I think hes been doing something behind your back. Just to be completely honest. He did something behind your back and hes afraid that your going to find out which scares him so thats why hes acting so weird and treating you the way hes treating you. You need to keep a close eye on him. You know you did nothing wrong so dont worry about you. Normally when he a guy all of sudden behaves differently they did something and dont knw how to tell you or arent sure if they want to tell you. Ask him what his prob is and if he answers casually then maybe hes done nothing. If you ask him and he gets defensive off the bat then you know right then and there that hes done something. Guys can be really shady so watch out.


----------



## farris2 (May 12, 2007)

After 2 years he should know that he can trust you.I hate it when guys act like that.


----------



## Saje (May 12, 2007)

All the girls said what I wanted to say.

Just wanted to say that I hope he didnt do anything stupid for your sake.


----------



## pinksugar (May 12, 2007)

Hope everything works out.. let us know what happens! I swear, it must be the full moon or something, guys are just acting like jerks in general at the moment!


----------



## empericalbeauty (May 12, 2007)

Honestly, you answered your own question without knowing it.

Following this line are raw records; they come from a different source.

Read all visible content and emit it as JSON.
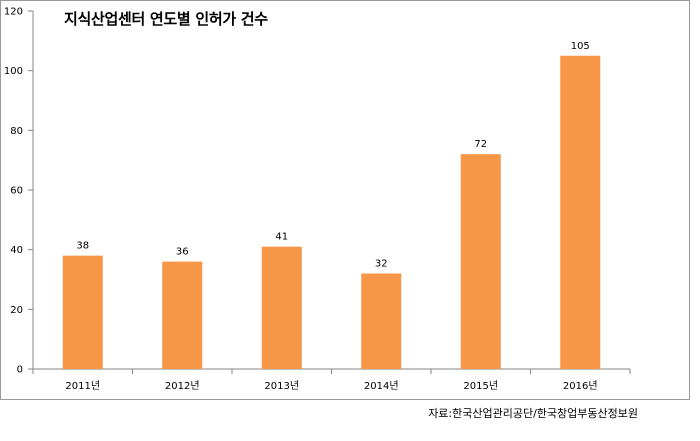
{
  "chart_data": {
    "type": "bar",
    "title": "지식산업센터 연도별 인허가 건수",
    "categories": [
      "2011년",
      "2012년",
      "2013년",
      "2014년",
      "2015년",
      "2016년"
    ],
    "values": [
      38,
      36,
      41,
      32,
      72,
      105
    ],
    "ylim": [
      0,
      120
    ],
    "yticks": [
      0,
      20,
      40,
      60,
      80,
      100,
      120
    ],
    "xlabel": "",
    "ylabel": "",
    "bar_color": "#f79646",
    "grid": false,
    "legend": "none"
  },
  "source_note": "자료:한국산업관리공단/한국창업부동산정보원"
}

You said he is under a lot of stress, and that could be taking a toll on him mentally. I think what your bf needs to do is take a whole day off work, get him self back together, REST and relax. with your help off course. right now he is really vulnerable and he needs some re-assurance that he isnt going crazy and for some reason picking a fight is what suits him best. However, if he continues his jealous rants then maybe you should ease it off with him for a day or two so you dont get pushed to the edge.


----------



## Manda (May 12, 2007)

UPDATE: We talked yesterday and everything is good. He was just feeling insecure about our relationship and wanted to me to pretty much say that everything is fine and that I still love him. I told him that when he behaves like that I feel disrespected and that I don't like it and it does make me question him. He apologized and after coming home from a friends he spent the night and got to sleep in and hes been fine all day. Thanks again everyone, I'm so glad I can come here when I have problems and get everyone elses point of views.


----------



## chantelle8686 (May 13, 2007)

hun i was gonna say the same thing as the others had suggested, next time he acts out like that go directly to him, its better to find out then to let it go!!!!

Umm also im so glad u guys talked!!! and if he acts like that again, just tell him im not talking to u till u can talk to me properly!!! i also have the same trouble with anger with my partner, but i ignore him and tell him the same thing, he then apologizes then we talk!!!


----------



## farris2 (May 13, 2007)

good I'm glad for you


----------